On whether PANDA is making headway:

Well, bearing in mind that our strategy is to convert a sufficiently large minority of people into the perspective that they have been duped and misled by public health officials all over the world, and that they’re being pushed into positions that public health should have no role in pushing people to. Yeah, I think we continue to make steady progress. Our influence continues to accrue and that’s our objective. So, as long as we’re doing that – the odd little knock and bump along the way is not going to deter us from continuing with that strategy. 

On the much-anticipated third Covid-19 wave:

Everybody seems to forget that we were told in no uncertain terms that the third wave was going to start on the Easter weekend. Government was absolutely convinced of this. They were speaking about it as a fait accompli. And, of course, no such thing happened. So now we read again that there’s going to be a third wave and it’s going to be here and there and it’s going to start then… I think this stuff is really getting a little bit silly. I mean, what we would anticipate is that, yes, there would be a winter waxing of respiratory viruses – just as there always is.

It’s possible that there are some pockets of South Africa that are not yet at herd immunity, as we saw in December, where the second wave made inroads into the middle classes who had successfully shielded.

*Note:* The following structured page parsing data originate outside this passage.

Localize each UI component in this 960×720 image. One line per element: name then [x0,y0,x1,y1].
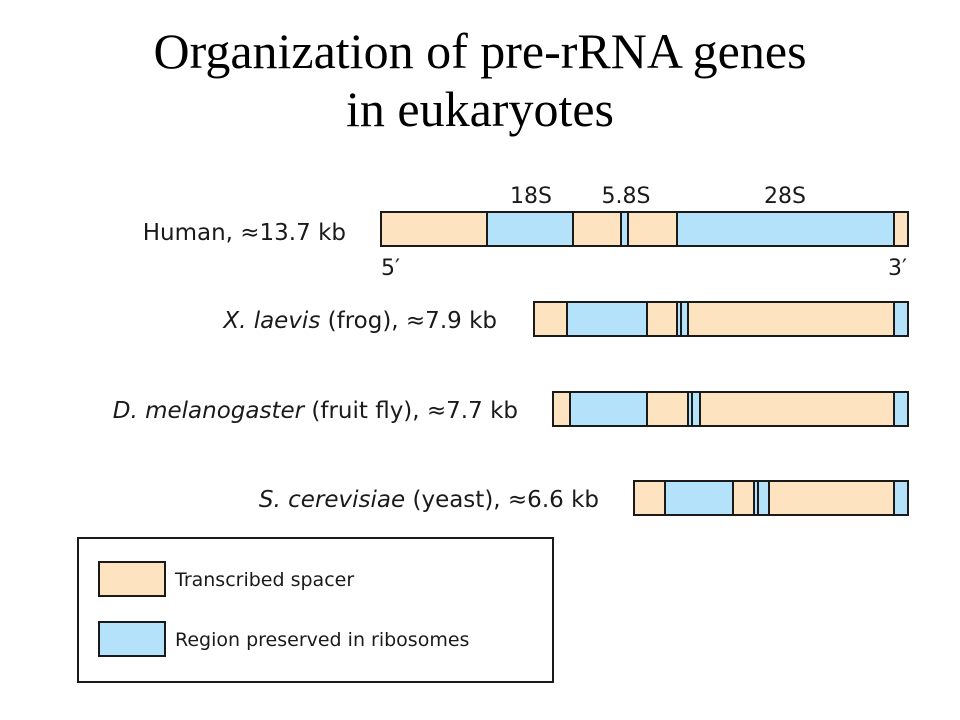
segment-preserved [753,480,770,516]
legend-swatch-spacer [98,561,166,597]
header-18s: 18S [510,184,552,209]
segment-spacer [732,480,755,516]
header-5-8s: 5.8S [602,184,651,209]
segment-spacer [646,301,678,337]
three-prime-label: 3′ [888,256,907,281]
gene-label-yeast: S. cerevisiae (yeast), ≈6.6 kb [259,487,599,513]
segment-spacer [633,480,666,516]
gene-label-frog: X. laevis (frog), ≈7.9 kb [222,308,497,334]
legend-label-spacer: Transcribed spacer [174,569,354,591]
segment-preserved [676,301,689,337]
segment-spacer [572,211,622,247]
legend-swatch-preserved [98,621,166,657]
segment-preserved [486,211,574,247]
segment-preserved [676,211,895,247]
segment-preserved [620,211,629,247]
segment-preserved [566,301,648,337]
species-detail: (frog), ≈7.9 kb [320,308,497,334]
segment-spacer [533,301,568,337]
legend-label-preserved: Region preserved in ribosomes [175,629,469,651]
segment-spacer [646,391,689,427]
gene-bar-frog [533,301,909,337]
legend-box [77,537,554,683]
segment-preserved [893,391,909,427]
segment-spacer [627,211,678,247]
segment-spacer [380,211,488,247]
segment-preserved [893,301,909,337]
five-prime-label: 5′ [381,256,400,281]
species-name: D. melanogaster [113,398,306,424]
segment-spacer [699,391,895,427]
gene-bar-yeast [633,480,909,516]
segment-preserved [569,391,648,427]
species-name: X. laevis [222,308,320,334]
segment-preserved [893,480,909,516]
segment-spacer [687,301,895,337]
segment-spacer [893,211,909,247]
header-28s: 28S [764,184,806,209]
species-name: S. cerevisiae [259,487,405,513]
segment-spacer [768,480,895,516]
species-detail: Human, ≈13.7 kb [143,220,346,246]
species-detail: (fruit fly), ≈7.7 kb [304,398,518,424]
title-line-1: Organization of pre-rRNA genes [153,23,807,79]
species-detail: (yeast), ≈6.6 kb [405,487,599,513]
gene-label-human: Human, ≈13.7 kb [143,220,346,246]
title-line-2: in eukaryotes [346,81,614,137]
page-title: Organization of pre-rRNA genes in eukary… [0,22,960,138]
gene-bar-human [380,211,909,247]
gene-label-fruit-fly: D. melanogaster (fruit fly), ≈7.7 kb [113,398,518,424]
segment-preserved [664,480,734,516]
gene-bar-fruit-fly [552,391,909,427]
segment-preserved [687,391,701,427]
segment-spacer [552,391,571,427]
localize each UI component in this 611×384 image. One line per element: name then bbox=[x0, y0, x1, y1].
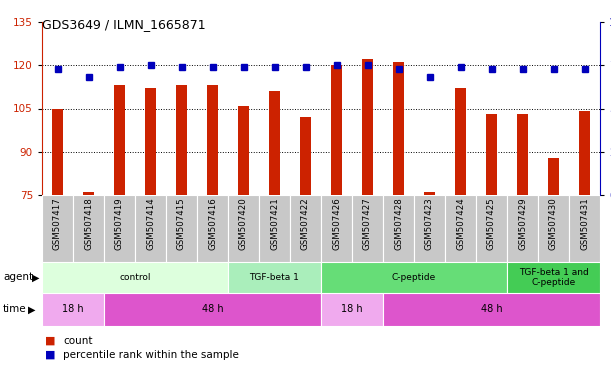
Text: control: control bbox=[119, 273, 151, 282]
Text: GSM507418: GSM507418 bbox=[84, 197, 93, 250]
Bar bbox=[383, 195, 414, 262]
Bar bbox=[228, 262, 321, 293]
Bar bbox=[114, 85, 125, 195]
Bar bbox=[207, 85, 218, 195]
Text: agent: agent bbox=[3, 273, 33, 283]
Text: GSM507417: GSM507417 bbox=[53, 197, 62, 250]
Text: ▶: ▶ bbox=[27, 305, 35, 314]
Text: 48 h: 48 h bbox=[481, 305, 502, 314]
Bar bbox=[300, 117, 311, 195]
Bar bbox=[321, 293, 383, 326]
Text: GSM507422: GSM507422 bbox=[301, 197, 310, 250]
Text: 48 h: 48 h bbox=[202, 305, 223, 314]
Text: GSM507426: GSM507426 bbox=[332, 197, 341, 250]
Bar bbox=[238, 106, 249, 195]
Bar bbox=[104, 293, 321, 326]
Bar bbox=[548, 157, 559, 195]
Bar bbox=[414, 195, 445, 262]
Bar bbox=[321, 262, 507, 293]
Text: time: time bbox=[3, 305, 27, 314]
Bar bbox=[135, 195, 166, 262]
Bar bbox=[445, 195, 476, 262]
Text: ▶: ▶ bbox=[32, 273, 39, 283]
Text: GSM507416: GSM507416 bbox=[208, 197, 217, 250]
Bar bbox=[393, 62, 404, 195]
Text: ■: ■ bbox=[45, 350, 56, 360]
Bar bbox=[73, 195, 104, 262]
Bar bbox=[104, 195, 135, 262]
Text: GSM507415: GSM507415 bbox=[177, 197, 186, 250]
Bar bbox=[383, 293, 600, 326]
Bar bbox=[259, 195, 290, 262]
Bar bbox=[42, 195, 73, 262]
Bar bbox=[166, 195, 197, 262]
Bar bbox=[228, 195, 259, 262]
Text: GSM507423: GSM507423 bbox=[425, 197, 434, 250]
Bar bbox=[352, 195, 383, 262]
Text: GSM507431: GSM507431 bbox=[580, 197, 589, 250]
Bar bbox=[486, 114, 497, 195]
Text: ■: ■ bbox=[45, 336, 56, 346]
Text: GSM507421: GSM507421 bbox=[270, 197, 279, 250]
Bar bbox=[424, 192, 435, 195]
Bar bbox=[42, 293, 104, 326]
Text: GSM507419: GSM507419 bbox=[115, 197, 124, 250]
Text: GDS3649 / ILMN_1665871: GDS3649 / ILMN_1665871 bbox=[42, 18, 206, 31]
Text: TGF-beta 1 and
C-peptide: TGF-beta 1 and C-peptide bbox=[519, 268, 588, 287]
Text: 18 h: 18 h bbox=[341, 305, 363, 314]
Bar bbox=[331, 65, 342, 195]
Bar bbox=[321, 195, 352, 262]
Text: GSM507414: GSM507414 bbox=[146, 197, 155, 250]
Bar bbox=[507, 262, 600, 293]
Bar bbox=[145, 88, 156, 195]
Bar bbox=[579, 111, 590, 195]
Text: TGF-beta 1: TGF-beta 1 bbox=[249, 273, 299, 282]
Text: GSM507430: GSM507430 bbox=[549, 197, 558, 250]
Text: count: count bbox=[64, 336, 93, 346]
Bar bbox=[517, 114, 528, 195]
Text: C-peptide: C-peptide bbox=[392, 273, 436, 282]
Bar bbox=[476, 195, 507, 262]
Bar bbox=[269, 91, 280, 195]
Bar bbox=[290, 195, 321, 262]
Bar bbox=[507, 195, 538, 262]
Text: GSM507420: GSM507420 bbox=[239, 197, 248, 250]
Bar bbox=[538, 195, 569, 262]
Text: GSM507428: GSM507428 bbox=[394, 197, 403, 250]
Bar bbox=[197, 195, 228, 262]
Bar bbox=[52, 109, 63, 195]
Text: GSM507429: GSM507429 bbox=[518, 197, 527, 250]
Bar bbox=[569, 195, 600, 262]
Bar bbox=[83, 192, 94, 195]
Bar bbox=[42, 262, 228, 293]
Text: GSM507424: GSM507424 bbox=[456, 197, 465, 250]
Text: 18 h: 18 h bbox=[62, 305, 84, 314]
Text: GSM507427: GSM507427 bbox=[363, 197, 372, 250]
Text: GSM507425: GSM507425 bbox=[487, 197, 496, 250]
Bar bbox=[362, 60, 373, 195]
Text: percentile rank within the sample: percentile rank within the sample bbox=[64, 350, 240, 360]
Bar bbox=[455, 88, 466, 195]
Bar bbox=[176, 85, 187, 195]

But it is starting to wear a bit thin, and I think – though the NICD may be making these noises – I’m not sure that government isn’t starting to work out that it’s the economy that will see to their electoral performance and that maybe they’re starting to join the dots between not advancing any of the more extreme restrictions ever again as a necessity for preserving their standing with their electorate. But it’ll be interesting to watch.

We have had very mild measures – if you compare South Africa to what’s been going on in Europe – the residue of this curfew and the lunacy of continued mask wearing, even though the science has really moved on from that. But apart from that, we haven’t had the draconian measures that featured so much in the earlier stages of our lockdown.